The movies keep giving us grief. Four releases in the last month have dealt with mourning and loss — The Mothman Prophecies, Collateral Damage, Dragonfly, and now Italian filmmaker Nanni Moretti’s The Son’s Room. The many Oscar nominations for last year’s In the Bedroom crown the surfeit of consoling cinema that’s been serendipitously available post–September 11.
Of these releases, Moretti’s film, which won the Palme d’Or last year at Cannes, might be the most thoughtful and the least satisfying. Like In the Bedroom, it confronts the subject realistically, but it doesn’t submit to that film’s solution of easy catharsis. Instead, Moretti examines with mostly detached and unsentimental lucidity the anguish and impulses, the violation and the healing, of the suddenly bereft.
As such it’s a drastic departure for this director, whose two films released here, the memoiristic documentaries Caro diario (1994) and Aprile (1998), have earned him the misnomer "the Italian Woody Allen." Uneven rambles from whimsy to would-be social commentary, from self-indulgence to self-depreciation to self-righteousness, those two efforts are barely redeemed by winsome irony.
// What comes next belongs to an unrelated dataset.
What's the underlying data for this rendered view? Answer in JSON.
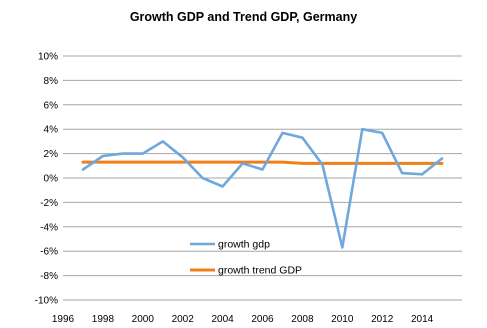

Not so Room, a fictional feature austerely written and directed and free of the whimsies. Moretti himself stars (as he does in all his films) as Giovanni, an oppressively well-adjusted psychotherapist and family man. Wife Paola (Laura Morante) is gorgeous and wise; daughter Irene (Jasmine Trinca) is athletic and level-headed; son Andrea (Giuseppe Sanfelice) is bright and spirited. The patients are another matter — a suicidal depressive, a violent sex addict, an obsessive-compulsive, etc. Giovanni helps them beat their heads against the walls of their mental prisons. Although ineffectual, he’s respected and well paid.
Cracks appear in the blithe surface. The school suspects Andrea of stealing a fossil from its collection, but he’s cleared. Uneasiness lingers. It’s the depressive whose call alters Giovanni’s plan to take a Saturday-morning jog with Andrea. The doctor dutifully makes a house call (HMOs apparently haven’t caught up with Italy yet) to calm the man’s jitters, Andrea takes off on his scuba-diving expedition, and then the darkness falls. Doctor, heal thyself — it’s one thing to listen patiently to the hopeless woes of others, but how do you find clarity when the victim is yourself?
There are no answers, and neither does Moretti offer any — certainly none of the near-platitudes his character cooks up for his clients. But the details here are as inevitable and precise as the bolts and the solder that seal the dead boy’s coffin in one of the film’s mutely eloquent moments. The seven stages of grief may be a pop-psychology cliché, but here they resound with terrible validity. The death poisons everything, as Giovanni makes all the mistakes he would counsel his patients against in dealing with it, blaming himself for not taking that jog with Andrea and maybe altering his fate, blaming the hapless patient for dragging him away, blaming a small rubber plug in the diving equipment that might have been defective. Awareness of his folly, though, only makes a mockery of the suffering, and it chips away at his practice, his marriage, and his family.
Perhaps too literally. The film doesn’t need to smash crockery to make its point. Also iffy is the love letter Andrea receives posthumously; it prompts Paola to make a desperate, half-understood attempt to bring her boy back to life, if only vicariously. Ignoring Giovanni’s embittered, almost contemptuous advice, Paola calls the girl, a brief summer romance, and repels her with her own need. Morante brilliantly portrays Paola’s compulsion as both predatory and pathetic, but her performance doesn’t erase the suspicion that this is one plot twist that’s going to end with hugs all around.
Sometimes hugs get the job done, however, especially if they are accompanied by a recognition of the sadness, fear, and mystery they seek to embrace. In his rendition of this universal tragedy, Moretti quietly drops enigmas that are both inconsequential and resonant, that answer nothing but question everything. Why was the fossil stolen? What was Andrea looking for in that underwater cave? Why does Giovanni buy Brian Eno’s soothing and sinister "Down by the River" to commemorate Andrea and then never play it? And what of the son’s room itself? Such mysteries might not provide hope or restitution, but like the long ride through the tunnel that concludes the film, they do open to beauty.